Emessa la sentenza di condanna contro Ahok – che ha rinunciato a chiedere l’appello per evitare un inasprimento della situazione e probabilmente anche della sua pena, data la pressione estremista sulla politica e sulla magistratura – Widodo ha però dichiarato guerra ai gruppi radicali sospettati di connivenza con il terrorismo. Raccogliendo in questo l’appoggio di avversari in parlamento ma associati nella consapevolezza del rischio di un radicamento dell’Is/Daesh in Indonesia. È il caso, ad esempio, dell’ex generale Wiranto, ora ministro. Nel mirino soprattutto l’Hizbut Tahrir Indonesia, emanazione dell’Hizb ut-Tahir, nato in Palestina negli anni Cinquanta e oggi illegale in 16 Paesi, di cui 14 musulmani. Presente in Indonesia dagli anni Ottanta, avrebbe mancato a tre obiettivi istituzionali: un ruolo attivo nell’impegno all’unità nazionale, l’adesione ai principi nazionali e costituzionali, la partecipazione alla sicurezza del Paese. Dai suoi ranghi è anche uscito il sospetto organizzatore dell’attacco al cuore di Jakarta il 14 gennaio 2016.

In un discorso l’8 maggio, lo stesso Wiranto ha segnalato senza mezzi termini che obiettivo del gruppo è favorire l’instaurazione del califfato nell’arcipelago. Insomma, una minaccia nazionale.
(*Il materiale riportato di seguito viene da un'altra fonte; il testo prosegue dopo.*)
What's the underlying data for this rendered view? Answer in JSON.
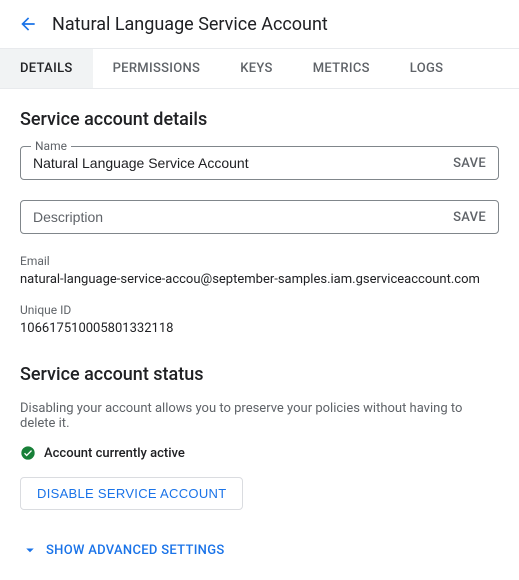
{
  "header": {
    "title": "Natural Language Service Account"
  },
  "tabs": [
    {
      "label": "DETAILS",
      "active": true
    },
    {
      "label": "PERMISSIONS",
      "active": false
    },
    {
      "label": "KEYS",
      "active": false
    },
    {
      "label": "METRICS",
      "active": false
    },
    {
      "label": "LOGS",
      "active": false
    }
  ],
  "details": {
    "section_title": "Service account details",
    "name_label": "Name",
    "name_value": "Natural Language Service Account",
    "name_save": "SAVE",
    "description_placeholder": "Description",
    "description_value": "",
    "description_save": "SAVE",
    "email_label": "Email",
    "email_value": "natural-language-service-accou@september-samples.iam.gserviceaccount.com",
    "uniqueid_label": "Unique ID",
    "uniqueid_value": "106617510005801332118"
  },
  "status": {
    "section_title": "Service account status",
    "description": "Disabling your account allows you to preserve your policies without having to delete it.",
    "active_text": "Account currently active",
    "disable_button": "DISABLE SERVICE ACCOUNT"
  },
  "advanced": {
    "label": "SHOW ADVANCED SETTINGS"
  }
}
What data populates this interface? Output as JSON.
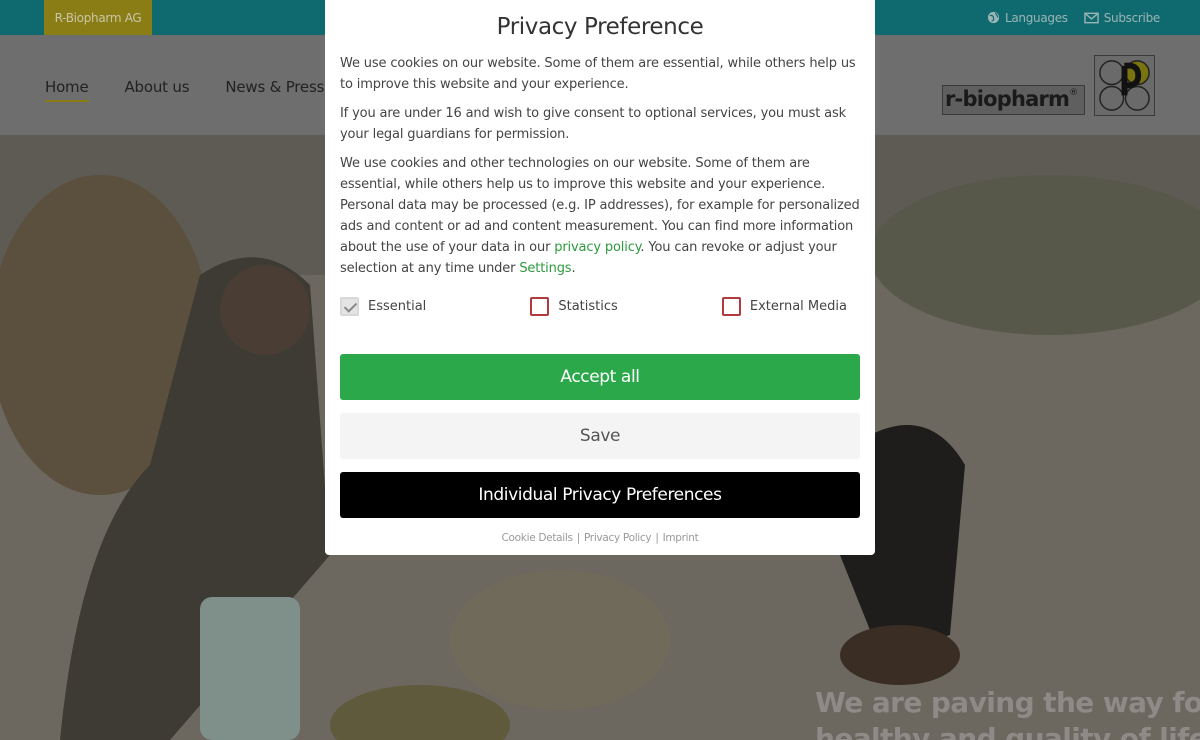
{
  "topbar": {
    "brand": "R-Biopharm AG",
    "languages": "Languages",
    "subscribe": "Subscribe",
    "languages_icon": "globe-icon",
    "subscribe_icon": "envelope-icon"
  },
  "header": {
    "nav": [
      "Home",
      "About us",
      "News & Press"
    ],
    "logo_text": "r-biopharm",
    "logo_reg": "®"
  },
  "hero": {
    "headline_line1": "We are paving the way for",
    "headline_line2": "healthy and quality of life"
  },
  "modal": {
    "title": "Privacy Preference",
    "para1": "We use cookies on our website. Some of them are essential, while others help us to improve this website and your experience.",
    "para2": "If you are under 16 and wish to give consent to optional services, you must ask your legal guardians for permission.",
    "para3_a": "We use cookies and other technologies on our website. Some of them are essential, while others help us to improve this website and your experience. Personal data may be processed (e.g. IP addresses), for example for personalized ads and content or ad and content measurement. You can find more information about the use of your data in our ",
    "para3_link1": "privacy policy",
    "para3_b": ". You can revoke or adjust your selection at any time under ",
    "para3_link2": "Settings",
    "para3_c": ".",
    "consents": [
      {
        "label": "Essential",
        "checked": true
      },
      {
        "label": "Statistics",
        "checked": false
      },
      {
        "label": "External Media",
        "checked": false
      }
    ],
    "accept_all": "Accept all",
    "save": "Save",
    "individual": "Individual Privacy Preferences",
    "footer_links": [
      "Cookie Details",
      "Privacy Policy",
      "Imprint"
    ],
    "footer_sep": "|"
  },
  "colors": {
    "accept": "#2ba84a",
    "link": "#2d9a3e",
    "topbar": "#0f6a6f",
    "brand_tab": "#8a7d15"
  }
}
Necessario quindi il suo scioglimento legale.

Solo un esempio – a cui si associa la cronaca quasi quotidiana di individuazioni e arresti di estremisti, azioni anti-terrorismo, esercitazioni dei reparti speciali ripresi da mass media – di come il confronto da tempo aperto tra islam moderato e radicale va finalmente trasformandosi nella difesa attiva dei valori fondanti dello Stato indonesiano contro ideologie destabilizzanti e violente estranee alla tradizione locale ma finora in parte tollerate, in parte alimentate da interessi economici, in parte giocate dalla politica per i suoi fini.